A Dutch court has ruled that the Netherlands was liable for the killings of more than 300 Bosniaks (Bosnian Muslim) men and boys at Srebrenica during the war in July 1995.
It said that Dutch peacekeepers had failed to protect the Bosniaks when the town fell to the besieging Bosnian Serb army. More than 7,000 were killed.
Bosniaks who had taken refuge with the Dutch were handed over to the Serbs.
Srebrenica is considered Europe’s worst massacre since World War Two.
Last year, a Dutch court ruled that the Netherlands was liable for the deaths of three Bosniak men at Srebrenica.
During the war, Bosniaks from the surrounding area sought refuge in the town of Srebrenica as the Bosnian Serb army carried out a campaign of ethnic cleansing, expelling non-Serb populations.
The UN declared Srebrenica a “safe area” for civilians in 1993. It fell in July 1995, after more than two years under siege.
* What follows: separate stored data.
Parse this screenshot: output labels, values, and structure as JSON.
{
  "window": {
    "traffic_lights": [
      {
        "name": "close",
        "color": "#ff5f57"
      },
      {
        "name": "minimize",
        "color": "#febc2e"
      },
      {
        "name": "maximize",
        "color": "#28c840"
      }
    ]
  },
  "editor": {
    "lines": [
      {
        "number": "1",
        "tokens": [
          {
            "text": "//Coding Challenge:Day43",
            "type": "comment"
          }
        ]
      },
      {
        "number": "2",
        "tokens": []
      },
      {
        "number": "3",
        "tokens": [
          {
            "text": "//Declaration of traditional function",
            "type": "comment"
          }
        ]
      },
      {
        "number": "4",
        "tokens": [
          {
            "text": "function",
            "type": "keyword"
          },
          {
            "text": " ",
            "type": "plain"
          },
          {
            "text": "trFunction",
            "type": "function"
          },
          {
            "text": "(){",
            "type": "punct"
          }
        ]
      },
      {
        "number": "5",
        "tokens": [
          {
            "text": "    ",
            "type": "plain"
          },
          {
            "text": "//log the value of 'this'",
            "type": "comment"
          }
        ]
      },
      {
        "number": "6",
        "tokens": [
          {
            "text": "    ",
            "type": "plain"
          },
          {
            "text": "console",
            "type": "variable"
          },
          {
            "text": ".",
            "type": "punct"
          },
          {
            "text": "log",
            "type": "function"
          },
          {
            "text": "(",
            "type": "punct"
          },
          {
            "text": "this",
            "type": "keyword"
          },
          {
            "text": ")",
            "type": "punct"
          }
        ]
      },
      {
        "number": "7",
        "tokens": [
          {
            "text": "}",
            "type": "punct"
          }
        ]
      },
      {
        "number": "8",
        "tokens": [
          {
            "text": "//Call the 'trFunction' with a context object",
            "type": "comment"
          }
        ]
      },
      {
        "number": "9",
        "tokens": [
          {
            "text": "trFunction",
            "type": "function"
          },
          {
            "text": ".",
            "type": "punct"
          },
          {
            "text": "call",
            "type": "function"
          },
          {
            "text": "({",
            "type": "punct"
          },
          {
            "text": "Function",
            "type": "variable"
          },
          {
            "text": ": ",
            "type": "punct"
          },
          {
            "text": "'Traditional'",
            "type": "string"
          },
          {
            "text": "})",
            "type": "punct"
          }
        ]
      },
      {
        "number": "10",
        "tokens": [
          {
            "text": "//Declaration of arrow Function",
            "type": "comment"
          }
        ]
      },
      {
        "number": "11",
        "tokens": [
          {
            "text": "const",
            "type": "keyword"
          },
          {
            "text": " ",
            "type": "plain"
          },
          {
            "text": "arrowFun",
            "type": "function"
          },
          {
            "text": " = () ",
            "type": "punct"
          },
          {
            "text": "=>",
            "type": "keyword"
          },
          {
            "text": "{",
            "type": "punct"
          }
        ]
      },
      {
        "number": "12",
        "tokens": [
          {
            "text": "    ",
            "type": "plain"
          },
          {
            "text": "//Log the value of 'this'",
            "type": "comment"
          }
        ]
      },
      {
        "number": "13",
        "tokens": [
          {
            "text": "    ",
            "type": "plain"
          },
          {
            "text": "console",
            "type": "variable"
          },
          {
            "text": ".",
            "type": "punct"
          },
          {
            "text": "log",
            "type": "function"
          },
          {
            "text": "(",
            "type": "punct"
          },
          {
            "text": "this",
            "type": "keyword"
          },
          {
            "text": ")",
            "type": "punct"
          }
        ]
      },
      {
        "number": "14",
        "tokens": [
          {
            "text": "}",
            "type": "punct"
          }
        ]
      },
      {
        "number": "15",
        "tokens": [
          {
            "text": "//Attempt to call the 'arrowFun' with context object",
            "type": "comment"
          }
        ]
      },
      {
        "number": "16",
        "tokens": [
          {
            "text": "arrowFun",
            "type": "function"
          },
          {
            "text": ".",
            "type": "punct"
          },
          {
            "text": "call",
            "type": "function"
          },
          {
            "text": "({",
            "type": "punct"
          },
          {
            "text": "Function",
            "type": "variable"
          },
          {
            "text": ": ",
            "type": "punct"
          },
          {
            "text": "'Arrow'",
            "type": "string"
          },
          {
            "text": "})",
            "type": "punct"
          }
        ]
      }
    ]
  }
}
Thousands of Bosniaks went to the UN base just outside Srebrenica at Potocari, where the Dutch peacekeepers were stationed.
However, the Dutch soldiers told them they would be safe and handed them over to the Bosnian Serb army.
While the women and young children were transported to a Bosniak-majority area, more than 7,000 men and boys were taken away from the UN base by the Bosnian Serbs, and killed.
Many of their remains still lie in mass graves around eastern Bosnia.
The two key figures of the wartime Bosnian Serb leadership – one-time President Radovan Karadzic and General Ratko Mladic – are on trial for war crimes at the UN tribunal in The Hague.